I’d love to hear what you think it might be, so leave your suggestions in the comments box below. Have fun!
The family is indeed easy (if I am correct). I don’t know if you want people to be criptic for this one, but better safe than sorry:
A long slender body with short legs and a medium long and a bit fat tail. They eat mostly fish. Most of them have a dark brownish fur and some have light patches.
Hmmmm… I’m angling in a Herpestid direction, but narrowing it down is proving tricky (as you said!). Indian Grey?
Marsh version of Rikki?
Name similar to a river in York that recently flooded to record levels?
I just wanted to come here and show off that I remembered some of these fancy sounding new terms you guys have taught me: auditory bullae (it has them), fourth premolar (yes it’s a proper Carnivora shaped carnassial), sagittal crest (which it seems not to have) and so on…
But I am now confused as I cannot tell whether it is the mu or the he side of the Carnivora.
Must do more thinks…..
(Returns to his tent and broods about the loss of Briseis.)

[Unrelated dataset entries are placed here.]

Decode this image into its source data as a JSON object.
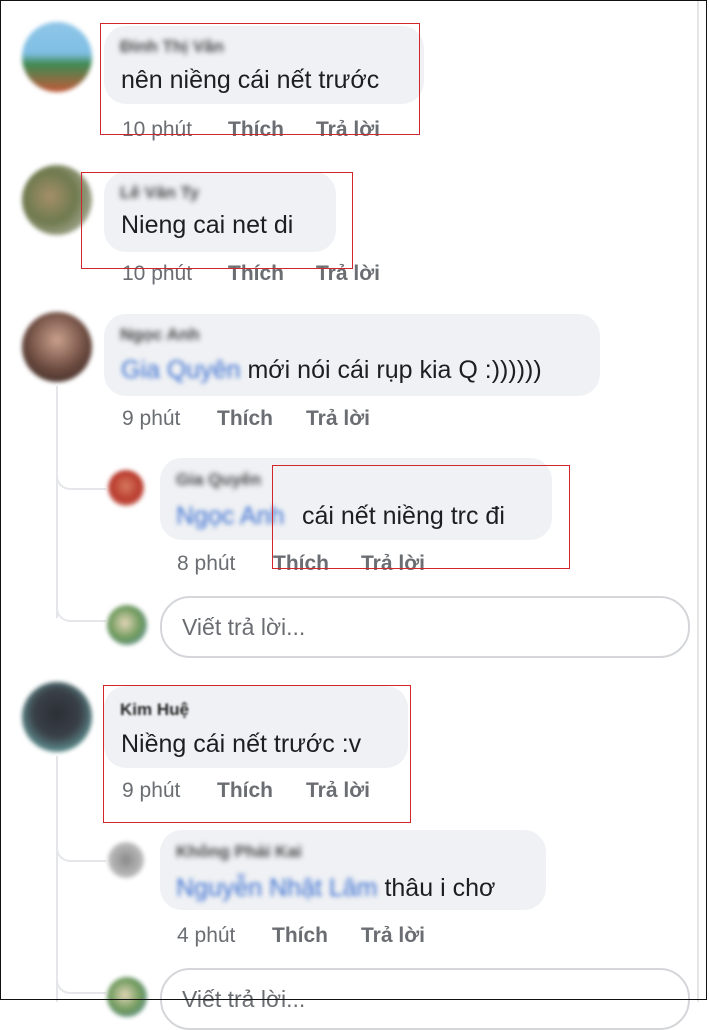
{
  "comments": [
    {
      "author": "Đinh Thị Vân",
      "text": "nên niềng cái nết trước",
      "time": "10 phút",
      "like": "Thích",
      "reply": "Trả lời"
    },
    {
      "author": "Lê Văn Ty",
      "text": "Nieng cai net di",
      "time": "10 phút",
      "like": "Thích",
      "reply": "Trả lời"
    },
    {
      "author": "Ngọc Anh",
      "mention": "Gia Quyên",
      "text": " mới nói cái rụp kia Q :))))))",
      "time": "9 phút",
      "like": "Thích",
      "reply": "Trả lời",
      "reply_item": {
        "author": "Gia Quyên",
        "mention": "Ngọc Anh",
        "text": "cái nết niềng trc đi",
        "time": "8 phút",
        "like": "Thích",
        "reply": "Trả lời"
      },
      "reply_placeholder": "Viết trả lời..."
    },
    {
      "author": "Kim Huệ",
      "text": "Niềng cái nết trước :v",
      "time": "9 phút",
      "like": "Thích",
      "reply": "Trả lời",
      "reply_item": {
        "author": "Không Phải Kai",
        "mention": "Nguyễn Nhật Lâm",
        "text": " thâu i chơ",
        "time": "4 phút",
        "like": "Thích",
        "reply": "Trả lời"
      },
      "reply_placeholder": "Viết trả lời..."
    }
  ],
  "colors": {
    "bubble": "#eff1f4",
    "highlight_box": "#d1272c",
    "mention": "#3b6fd1",
    "meta_text": "#6a6d72"
  }
}
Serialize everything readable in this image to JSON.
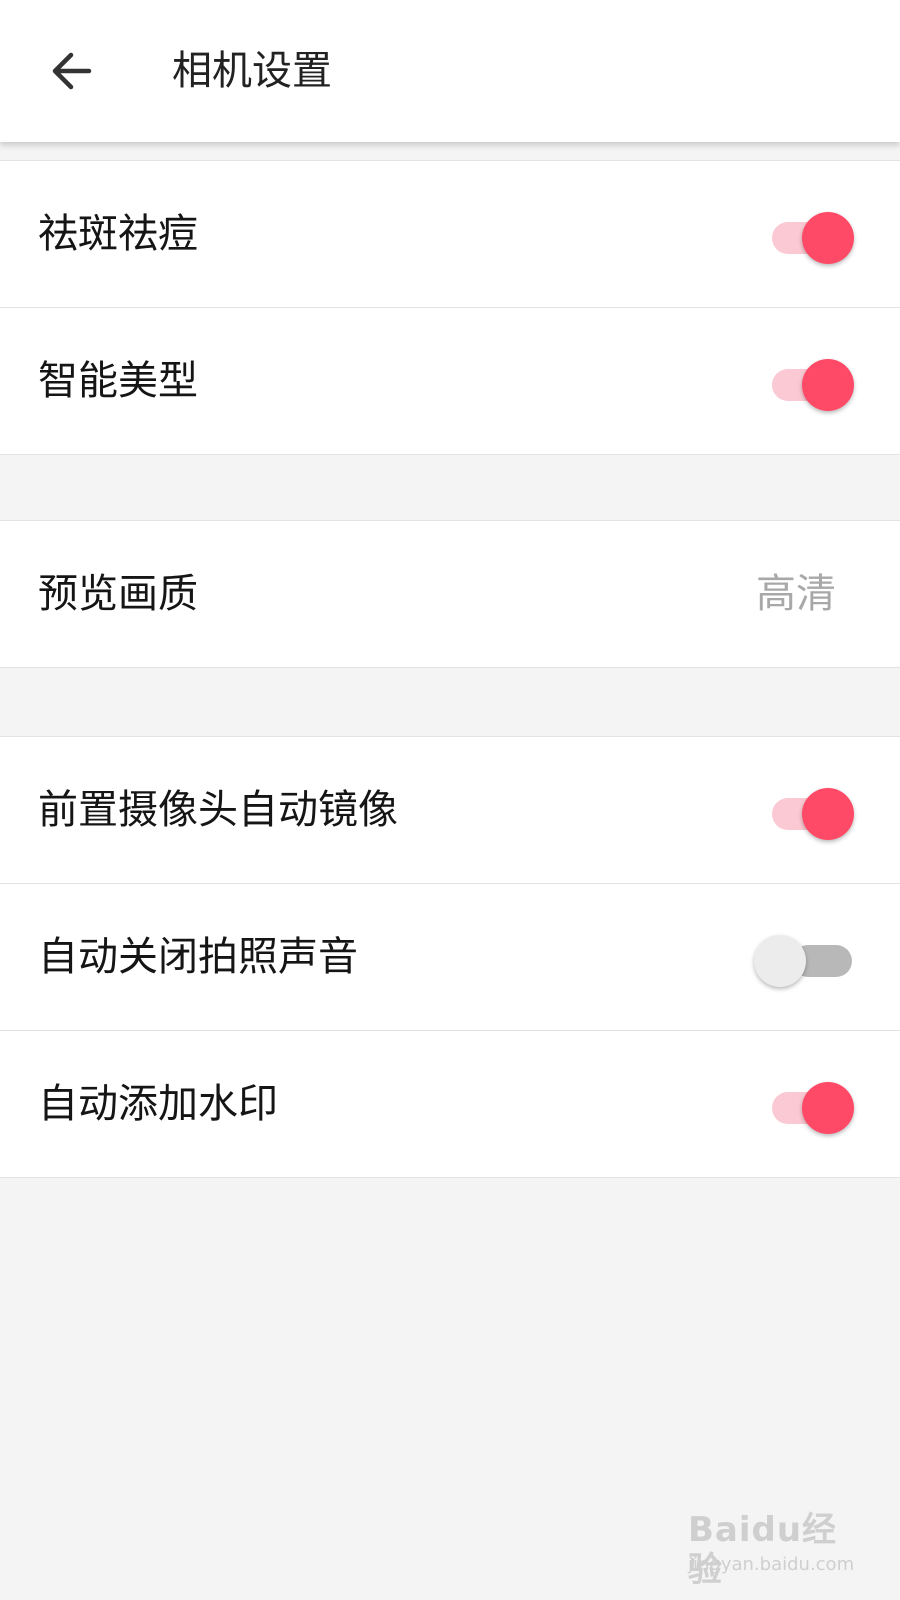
{
  "header": {
    "back_icon": "arrow-left-icon",
    "title": "相机设置"
  },
  "colors": {
    "accent": "#ff4a67",
    "switch_track_on": "#fbc9d3",
    "switch_off": "#b8b8b8",
    "page_background": "#f4f4f4"
  },
  "groups": [
    {
      "items": [
        {
          "label": "祛斑祛痘",
          "control": "switch",
          "checked": true
        },
        {
          "label": "智能美型",
          "control": "switch",
          "checked": true
        }
      ]
    },
    {
      "items": [
        {
          "label": "预览画质",
          "control": "value",
          "value": "高清"
        }
      ]
    },
    {
      "items": [
        {
          "label": "前置摄像头自动镜像",
          "control": "switch",
          "checked": true
        },
        {
          "label": "自动关闭拍照声音",
          "control": "switch",
          "checked": false
        },
        {
          "label": "自动添加水印",
          "control": "switch",
          "checked": true
        }
      ]
    }
  ],
  "watermark": {
    "main": "Baidu经验",
    "sub": "jingyan.baidu.com"
  }
}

I’m with the rest at the ORDINAL level. The second upper molar means it’s not actually a CAT, and the snout doesn’t look long enough for a DOG, but there are about four Feloid families and two Arctoid that are still in the running for me…
A tough one indeed. Almost complete orbit, fairly robust zygomatic arch, and the odd little apparent upswing of the last molar brings me to the coolest of mammals with the strangely reptilian sounding name. As for a genus?